Wizards of the Coast (WotC) even put out an Unearthed Arcana (UA) to try to expand on the exploration aspects in D&D a while back. But exploration as a concept is hard to capture, how does one better show exploration in a game? Sure there are many little things that can be done but it is still hard to put down on paper and explain it to someone. Even Matt Colville said that after years of trying many different things he decided to just skip the exploration aspect in a game (and Colville is a genius so yeah). So if exploration is hard to really pin down and capture in a game then what class suffers the most because of it? Rangers.

Rangers can make checks to determine direction, they can stealth across land travel, and they can move quicker through difficult terrain; but all those things usually happen so quickly that it often feels inconsequential. So it is of my opinion that the pillar of exploration is heavily tied with Ranger and if there’s a lack of exploration in most games, then there is a lacking in the Ranger class. Therefore, giving the feeling that the Ranger class is “underwhelming” and “underpowered”. As long as exploration is treated like the middle child (no offense to middle children, much love) then the Ranger will continue to feel the same way. The Ranger without exploration is no different from having a fast talking and charming bard that is trapped out in the middle of the jungle with no people to talk to… for an entire campaign (although that could make for an interesting mission).

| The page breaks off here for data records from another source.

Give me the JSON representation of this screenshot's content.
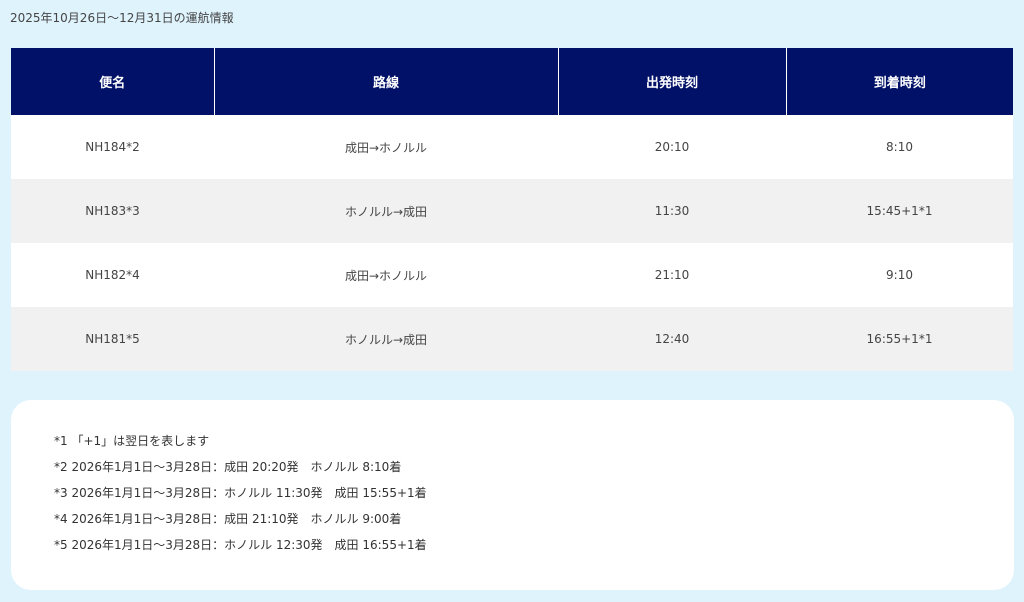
{
  "period_label": "2025年10月26日〜12月31日の運航情報",
  "table": {
    "headers": [
      "便名",
      "路線",
      "出発時刻",
      "到着時刻"
    ],
    "rows": [
      {
        "flight": "NH184*2",
        "route": "成田→ホノルル",
        "departure": "20:10",
        "arrival": "8:10"
      },
      {
        "flight": "NH183*3",
        "route": "ホノルル→成田",
        "departure": "11:30",
        "arrival": "15:45+1*1"
      },
      {
        "flight": "NH182*4",
        "route": "成田→ホノルル",
        "departure": "21:10",
        "arrival": "9:10"
      },
      {
        "flight": "NH181*5",
        "route": "ホノルル→成田",
        "departure": "12:40",
        "arrival": "16:55+1*1"
      }
    ]
  },
  "notes": [
    "*1 「+1」は翌日を表します",
    "*2 2026年1月1日〜3月28日：成田 20:20発　ホノルル 8:10着",
    "*3 2026年1月1日〜3月28日：ホノルル 11:30発　成田 15:55+1着",
    "*4 2026年1月1日〜3月28日：成田 21:10発　ホノルル 9:00着",
    "*5 2026年1月1日〜3月28日：ホノルル 12:30発　成田 16:55+1着"
  ],
  "colors": {
    "page_background": "#dff3fd",
    "header_background": "#001167",
    "row_alt": "#f1f1f1"
  }
}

As a player all you need is the right DM and the right campaign but that in itself is also another reason why I think the Ranger feels lacking. And whereas if you are a rogue, wizard, or cleric you can pretty much always fit in any campaign setting. If you are a player who really wants to make a Ranger but you’re worried that it will feel underpowered then you and the DM should talk it out. Working together you can try to work something out that isn’t too much extra work for the DM alone and is also fun for you the player. If you can’t figure something out then that’s okay too, there can always be a different game. Not every DM wants elements of exploration in their campaign and the last thing you want to do is make a Ranger for a campaign that is a city based political drama. This doesn’t make a DM bad either, mind you, it just means they want something else. If you are a DM that needs some tips and ideas on what you can do to make exploration feel better than wait for an upcoming article on Exploration, dropping very soon.

In conclusion, I feel that there is a lack of depth in the pillar of exploration coupled with needing the right campaign and the right DM that makes the Ranger seem like it isn’t as fun to play as other classes. If you’re a player who wants to play a Ranger make sure to communicate your desires and fears about playing the class with your DM. If you’re a DM and you’re running a campaign that would allow some travel and exploration then do your best to try to give them the feeling of being that badass Ranger that tracks and treks like a pro.